Significant differences from earlier IHKA housing assemblies are:
- The housing assembly mounts against a vertical area of the engine compartment/ interior bulkhead, with no parts protruding through the bulkhead.
- The housing assembly does not contain the microfilter; the filter is incorporated into the hood-mounted air intake ducting.
- No ambient temperature sensor is mounted on the E38 housing. The control panel/module obtains ambient temperature from the instrument cluster via the K-bus.
- The system control module is not mounted on the housing: it is combined with the control panel.
IHKA E38 uses ten stepper motors to position the various flaps.

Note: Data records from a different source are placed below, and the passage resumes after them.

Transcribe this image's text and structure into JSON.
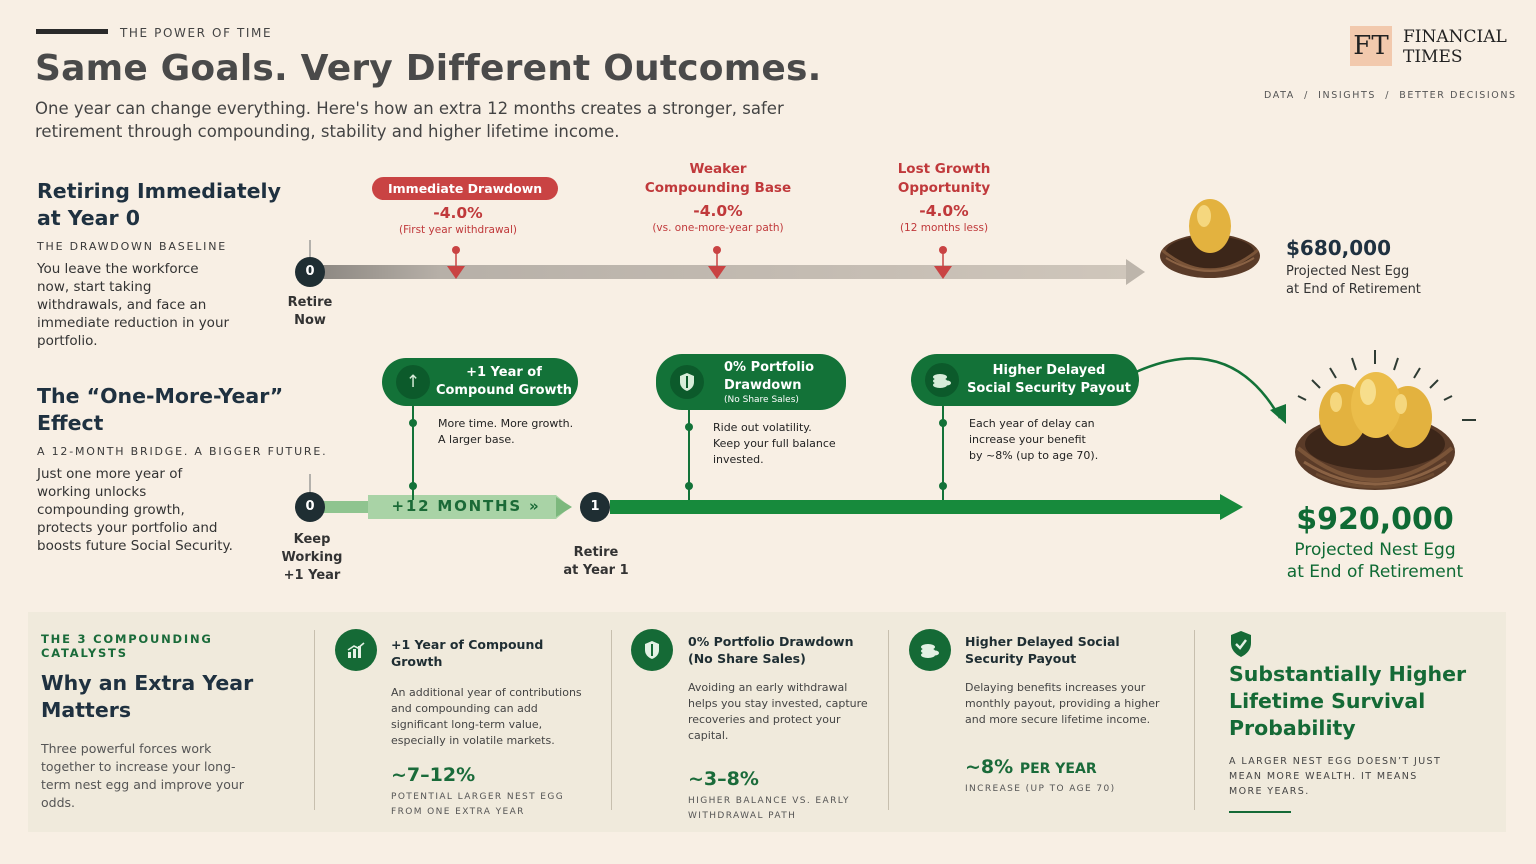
{
  "header": {
    "kicker": "THE POWER OF TIME",
    "title": "Same Goals. Very Different Outcomes.",
    "subtitle": "One year can change everything. Here's how an extra 12 months creates a stronger, safer retirement through compounding, stability and higher lifetime income."
  },
  "brand": {
    "logo_mark": "FT",
    "name_line1": "FINANCIAL",
    "name_line2": "TIMES",
    "tagline": "DATA  /  INSIGHTS  /  BETTER DECISIONS"
  },
  "scenario_a": {
    "title_line1": "Retiring Immediately",
    "title_line2": "at Year 0",
    "kicker": "THE DRAWDOWN BASELINE",
    "body": "You leave the workforce now, start taking withdrawals, and face an immediate reduction in your portfolio.",
    "node": "0",
    "node_label_line1": "Retire",
    "node_label_line2": "Now",
    "markers": [
      {
        "title": "Immediate Drawdown",
        "value": "-4.0%",
        "note": "(First year withdrawal)"
      },
      {
        "title_line1": "Weaker",
        "title_line2": "Compounding Base",
        "value": "-4.0%",
        "note": "(vs. one-more-year path)"
      },
      {
        "title_line1": "Lost Growth",
        "title_line2": "Opportunity",
        "value": "-4.0%",
        "note": "(12 months less)"
      }
    ],
    "outcome_value": "$680,000",
    "outcome_label_line1": "Projected Nest Egg",
    "outcome_label_line2": "at End of Retirement"
  },
  "scenario_b": {
    "title_line1": "The “One-More-Year”",
    "title_line2": "Effect",
    "kicker": "A 12-MONTH BRIDGE. A BIGGER FUTURE.",
    "body": "Just one more year of working unlocks compounding growth, protects your portfolio and boosts future Social Security.",
    "start_node": "0",
    "start_label": [
      "Keep",
      "Working",
      "+1 Year"
    ],
    "bridge_label": "+12 MONTHS »",
    "end_node": "1",
    "end_label": [
      "Retire",
      "at Year 1"
    ],
    "benefits": [
      {
        "icon": "arrow-up-icon",
        "line1": "+1 Year of",
        "line2": "Compound Growth",
        "sub": "",
        "note": [
          "More time. More growth.",
          "A larger base."
        ]
      },
      {
        "icon": "shield-icon",
        "line1": "0% Portfolio",
        "line2": "Drawdown",
        "sub": "(No Share Sales)",
        "note": [
          "Ride out volatility.",
          "Keep your full balance",
          "invested."
        ]
      },
      {
        "icon": "coins-icon",
        "line1": "Higher Delayed",
        "line2": "Social Security Payout",
        "sub": "",
        "note": [
          "Each year of delay can",
          "increase your benefit",
          "by ~8% (up to age 70)."
        ]
      }
    ],
    "outcome_value": "$920,000",
    "outcome_label_line1": "Projected Nest Egg",
    "outcome_label_line2": "at End of Retirement"
  },
  "catalysts": {
    "kicker": "THE 3 COMPOUNDING CATALYSTS",
    "title_line1": "Why an Extra Year",
    "title_line2": "Matters",
    "body": "Three powerful forces work together to increase your long-term nest egg and improve your odds.",
    "items": [
      {
        "icon": "growth-chart-icon",
        "title": "+1 Year of Compound Growth",
        "body": "An additional year of contributions and compounding can add significant long-term value, especially in volatile markets.",
        "value": "~7–12%",
        "value_suffix": "",
        "foot": "POTENTIAL LARGER NEST EGG FROM ONE EXTRA YEAR"
      },
      {
        "icon": "shield-icon",
        "title": "0% Portfolio Drawdown (No Share Sales)",
        "body": "Avoiding an early withdrawal helps you stay invested, capture recoveries and protect your capital.",
        "value": "~3–8%",
        "value_suffix": "",
        "foot": "HIGHER BALANCE VS. EARLY WITHDRAWAL PATH"
      },
      {
        "icon": "coins-icon",
        "title": "Higher Delayed Social Security Payout",
        "body": "Delaying benefits increases your monthly payout, providing a higher and more secure lifetime income.",
        "value": "~8%",
        "value_suffix": "PER YEAR",
        "foot": "INCREASE (UP TO AGE 70)"
      }
    ],
    "summary": {
      "icon": "shield-icon",
      "title": "Substantially Higher Lifetime Survival Probability",
      "body": "A LARGER NEST EGG DOESN’T JUST MEAN MORE WEALTH. IT MEANS MORE YEARS."
    }
  },
  "colors": {
    "background": "#f8efe4",
    "red": "#c94343",
    "green": "#137238",
    "navy": "#1f3140"
  }
}
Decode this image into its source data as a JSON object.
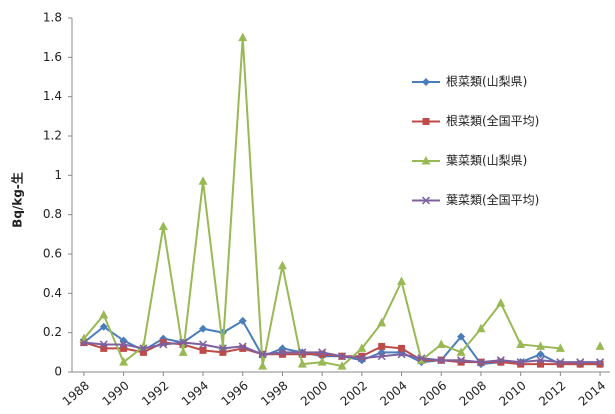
{
  "chart_data": {
    "type": "line",
    "y_label": "Bq/kg-生",
    "x": [
      1988,
      1989,
      1990,
      1991,
      1992,
      1993,
      1994,
      1995,
      1996,
      1997,
      1998,
      1999,
      2000,
      2001,
      2002,
      2003,
      2004,
      2005,
      2006,
      2007,
      2008,
      2009,
      2010,
      2011,
      2012,
      2013,
      2014
    ],
    "xlim": [
      1987.4,
      2014.5
    ],
    "xticks": [
      1988,
      1990,
      1992,
      1994,
      1996,
      1998,
      2000,
      2002,
      2004,
      2006,
      2008,
      2010,
      2012,
      2014
    ],
    "ylim": [
      0,
      1.8
    ],
    "yticks": [
      0,
      0.2,
      0.4,
      0.6,
      0.8,
      1,
      1.2,
      1.4,
      1.6,
      1.8
    ],
    "grid": false,
    "legend": "right",
    "series": [
      {
        "name": "根菜類(山梨県)",
        "color": "#4a7ebb",
        "marker": "diamond",
        "values": [
          0.15,
          0.23,
          0.16,
          0.11,
          0.17,
          0.15,
          0.22,
          0.2,
          0.26,
          0.08,
          0.12,
          0.1,
          0.08,
          0.08,
          0.06,
          0.1,
          0.1,
          0.05,
          0.06,
          0.18,
          0.04,
          0.05,
          0.05,
          0.09,
          0.04,
          0.04,
          0.04
        ]
      },
      {
        "name": "根菜類(全国平均)",
        "color": "#be4b48",
        "marker": "square",
        "values": [
          0.15,
          0.12,
          0.12,
          0.1,
          0.15,
          0.14,
          0.11,
          0.1,
          0.12,
          0.09,
          0.09,
          0.09,
          0.09,
          0.08,
          0.08,
          0.13,
          0.12,
          0.06,
          0.06,
          0.05,
          0.05,
          0.05,
          0.04,
          0.04,
          0.04,
          0.04,
          0.04
        ]
      },
      {
        "name": "葉菜類(山梨県)",
        "color": "#98b954",
        "marker": "triangle",
        "values": [
          0.17,
          0.29,
          0.05,
          0.13,
          0.74,
          0.1,
          0.97,
          0.13,
          1.7,
          0.03,
          0.54,
          0.04,
          0.05,
          0.03,
          0.12,
          0.25,
          0.46,
          0.06,
          0.14,
          0.1,
          0.22,
          0.35,
          0.14,
          0.13,
          0.12,
          null,
          0.13
        ]
      },
      {
        "name": "葉菜類(全国平均)",
        "color": "#7d60a0",
        "marker": "x",
        "values": [
          0.15,
          0.14,
          0.14,
          0.12,
          0.14,
          0.15,
          0.14,
          0.12,
          0.13,
          0.09,
          0.1,
          0.1,
          0.1,
          0.08,
          0.07,
          0.08,
          0.09,
          0.07,
          0.06,
          0.06,
          0.05,
          0.06,
          0.05,
          0.06,
          0.05,
          0.05,
          0.05
        ]
      }
    ]
  }
}
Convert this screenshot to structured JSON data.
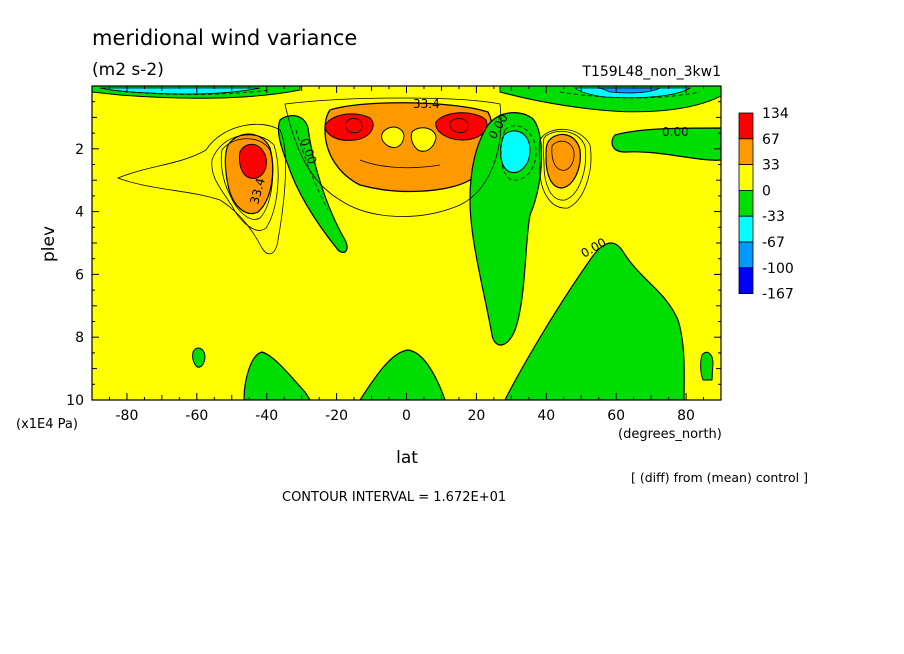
{
  "chart_data": {
    "type": "heatmap",
    "title": "meridional wind variance",
    "subtitle": "(m2 s-2)",
    "run_label": "T159L48_non_3kw1",
    "xlabel": "lat",
    "x_unit": "(degrees_north)",
    "ylabel": "plev",
    "y_unit": "(x1E4 Pa)",
    "xlim": [
      -90,
      90
    ],
    "ylim": [
      10,
      0
    ],
    "x_ticks": [
      "-80",
      "-60",
      "-40",
      "-20",
      "0",
      "20",
      "40",
      "60",
      "80"
    ],
    "y_ticks": [
      "2",
      "4",
      "6",
      "8",
      "10"
    ],
    "colorbar_levels": [
      "134",
      "67",
      "33",
      "0",
      "-33",
      "-67",
      "-100",
      "-167"
    ],
    "colorbar_colors": [
      "#ff0000",
      "#ff9900",
      "#ffff00",
      "#00dd00",
      "#00ffff",
      "#0099ff",
      "#0000ff"
    ],
    "contour_labels": [
      "33.4",
      "0.00",
      "0.00",
      "33.4",
      "0.00",
      "0.00"
    ],
    "note": "[ (diff) from (mean) control ]",
    "contour_interval": "CONTOUR INTERVAL = 1.672E+01",
    "fill_colors": {
      "background": "#ffff00",
      "positive_1": "#ff9900",
      "positive_2": "#ff0000",
      "negative_1": "#00dd00",
      "negative_2": "#00ffff",
      "negative_3": "#0099ff"
    }
  }
}
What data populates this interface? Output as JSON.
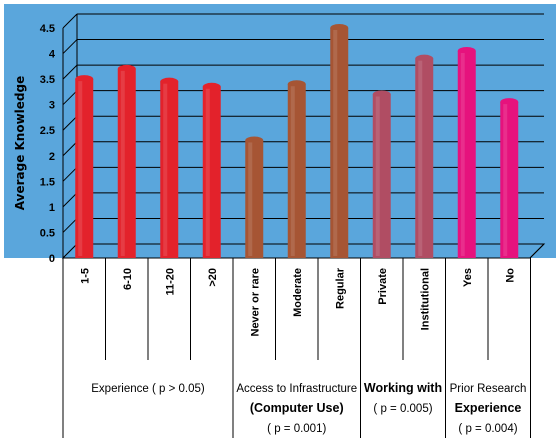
{
  "chart_data": {
    "type": "bar",
    "title": "",
    "xlabel": "",
    "ylabel": "Average Knowledge",
    "ylim": [
      0,
      4.5
    ],
    "y_ticks": [
      "0",
      "0.5",
      "1",
      "1.5",
      "2",
      "2.5",
      "3",
      "3.5",
      "4",
      "4.5"
    ],
    "grid": true,
    "background_color": "#5aa6dc",
    "categories": [
      "1-5",
      "6-10",
      "11-20",
      ">20",
      "Never or rare",
      "Moderate",
      "Regular",
      "Private",
      "Institutional",
      "Yes",
      "No"
    ],
    "values": [
      3.5,
      3.7,
      3.45,
      3.35,
      2.3,
      3.4,
      4.5,
      3.2,
      3.9,
      4.05,
      3.05
    ],
    "colors": [
      "#e3222b",
      "#e3222b",
      "#e3222b",
      "#e3222b",
      "#a65534",
      "#a65534",
      "#a65534",
      "#b04d63",
      "#b04d63",
      "#e6127d",
      "#e6127d"
    ],
    "groups": [
      {
        "lines": [
          "Experience ( p > 0.05)"
        ],
        "bold_lines": [
          false
        ],
        "start": 0,
        "end": 3
      },
      {
        "lines": [
          "Access to Infrastructure",
          "(Computer Use)",
          "( p = 0.001)"
        ],
        "bold_lines": [
          false,
          true,
          false
        ],
        "start": 4,
        "end": 6
      },
      {
        "lines": [
          "Working with",
          "( p = 0.005)"
        ],
        "bold_lines": [
          true,
          false
        ],
        "start": 7,
        "end": 8
      },
      {
        "lines": [
          "Prior Research",
          "Experience",
          "( p = 0.004)"
        ],
        "bold_lines": [
          false,
          true,
          false
        ],
        "start": 9,
        "end": 10
      }
    ]
  }
}
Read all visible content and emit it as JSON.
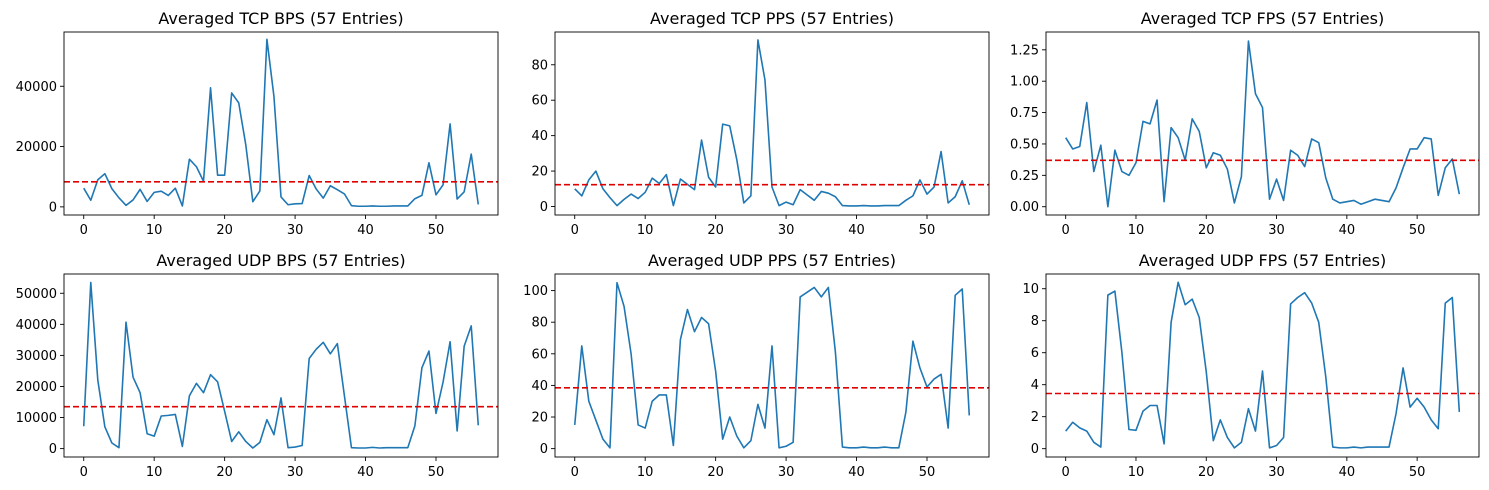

The stepper motors are mounted on the housing assembly as shown:
Only the fresh air flap stepper motor is a conventional stepper motor; it is linked to the control panel/module by four circuits.
The other nine stepper motors are smart" motors; each one contains a microprocessor
The smart stepper motor used at each position has a unique part number.
All nine "smart" stepper motors share the same power, ground, and signal circuits (referred to as the M-Bus), but the circuits split into two paths at the control panel/module:
- The left side includes five motors and the connector is color-coded white.
- The right side includes four motors and is color-coded black.
The microprocessor in each motor gives it an "identity." When the control panel/module wants a specific motor to run, it "names" the motor it wants to respond and issues a command.
Since all the stepper motors share the same signal circuit, they all "hear" the command.
Each stepper motor processes the command and determines whether it should respond.
Only the stepper motor which "hears" its name follows the command.